Introduction
Breastfeeding has been recognised as an optimal method to nourish an infant as it provides complete nutrition necessary for its full physical and mental development.1–3 Breastfeeding protects against common infections and diseases throughout childhood with effects lasting even into adulthood. Babies who are not fully breastfed for the first 3–4 months of age are at higher risk of health problems, such as gastroenteritis,1,4,5 respiratory infection,1 otitis media6 and urinary tract infection. 6 Benefits of breastfeeding for the mother include a rapid return of post-partum uterine tone and post-partum weight loss, higher bone mass density after menopause, delay of ovulation and decreased risk of breast and ovarian and endometrial cancers.7–9
Introduction of complementary foods should not happen before the sixth month and breastfeeding should continue at least until 12 months of age.3 According to the Centers of Disease Control and Prevention, 74.6% of breastfed babies are ever breastfed in the United States, 44.3% breastfed at 6 months and only 23.8% continue breastfeeding to 12 months.2 In Nebraska, where approximately 30% of the population lives in rural areas,10 the number of ever breastfed and exclusively breastfed babies at 6 months stay below the national average at 72.8% and 13.4%, respectively.2 Healthy People 2020 (HP2020) aim to increase the proportion of ever breastfed babies to 81.9%, 60.6% at 6 months and 34.1% at 12 months.4 The current outcomes are far behind public health goals.

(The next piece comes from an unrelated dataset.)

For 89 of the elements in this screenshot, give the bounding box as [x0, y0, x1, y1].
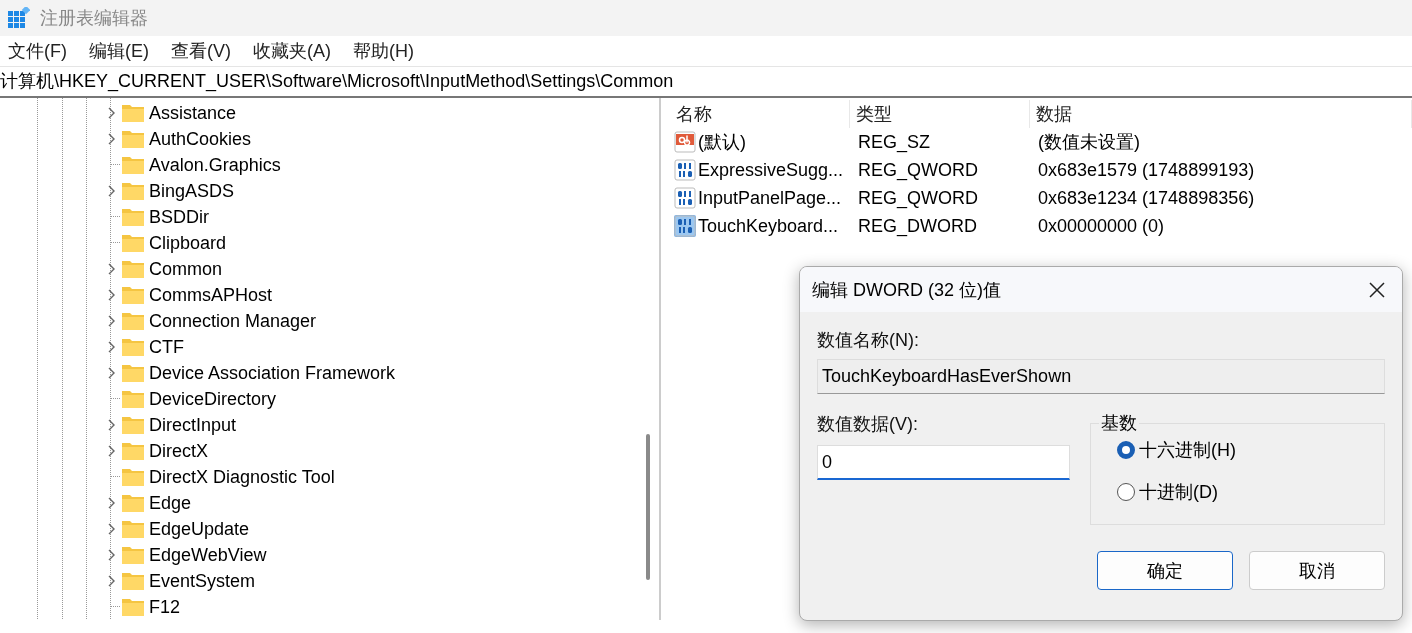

Socio-economic, cultural, attitudinal and familial factors are associated with breastfeeding practices.11,12 Disparities in breastfeeding practices exist across different groups,7,8 and a recent review has indicated the need for more research on culturally tailored interventions to achieve the breastfeeding goals established by HP2020.13 Among Hispanic mothers, perceptions of infant rejection to breastfeeding and milk insufficiency are often reported,14 and formula supplementation is practised among one in three mothers.15 Previous research suggests that initiation of breastfeeding may be more frequent among urban women (59%) compared to that among rural women (49%).16 In urban settings, several longitudinal studies have prospectively examined breastfeeding initiation and discontinuation.17–22 Among urban women, breastfeeding initiation and continuation may be influenced by several factors including participation in the WIC programme,17 support from the health system,19–21 maternal depression21 and return to work or school.18,23
A number of health information technology (IT) solutions assist health care professionals in providing efficient quality care. Technology innovations facilitate presenting culturally relevant and tailored health information24,25 There has been increasing trend of using technologies for supporting health behaviour change such as enhancing physical activity,26–31 healthy diet,32–34 smoking35,36 and self-regulation of emotions.37
Health IT evaluation is complex as it intends to serve various functions. Evaluation involves hardware and information processes in a given environment.38,39 Lack of attention to health IT evaluation reflects an inability to achieve system efficiency, effectiveness and satisfaction. 38,39 There are unique methodological challenges in evaluating how populations use and navigate new technologies. Usability challenges have to be met in programme development and should meet all users’ needs. The errors generated due to complex nature and shortcomings of health care applications have been emphasised in various studies.38 Many health IT usability studies have been conducted to explore usability requirements, discover usability problems and design solutions.38,39 The poor design of interactive health care systems increase their complexity thereby hindering their utilisation and uptake by the users.38,39 Evaluating health technology interventions helps in identifying usability issues such as ease of navigation so as to design and develop solutions in a timely and an effective manner.40
Several methods are available to assess and improve the usability of interactive computer enabled applications. Among the expert-based methods, heuristic evaluation is commonly used.41 Nielson’s heuristics are a set of usability engineering principles developed to identify issues in user interface design and involves analysis of the interface. 42,43 Ten essential criteria constitute the Nielson’s heuristics and they include visibility of system status, match between system and the real world, user control and freedom, consistency and standards, error prevention, recognition rather than recall, flexibility and efficiency of use, aesthetic and minimalist design, recovery from errors and help and documentation. 42 Severity indexes ranging from negligible usability issues represented by zero (I don’t agree that this is a usability problem at all) to one (Cosmetic problem only: need not be fixed unless extra time is available on project), two (Minor usability problem: fixing this should be given low priority), three (Major usability problem: important to fix, so should be given high priority) and four (Usability catastrophe: imperative to fix this before product can be released) are utilised in assessing the extent to which such errors can hamper utilisation of the system.42 The majority of the errors can be identified in a systematic process, such as instructions and functionality problems, simplified representation and improved labeling.43 Heuristic evaluations require fewer resources than other methods to predict major usability problems.44,45 According to Nielson’s heuristics, a minimum of three and maximum of five raters are required to conduct a heuristic evaluation.45 Additional raters might not necessarily discover useful information.45
The objective of this study was to conduct a heuristic evaluation of an interactive, bilingual, touchscreen-enabled breastfeeding educational programme for Hispanic women living in rural settings.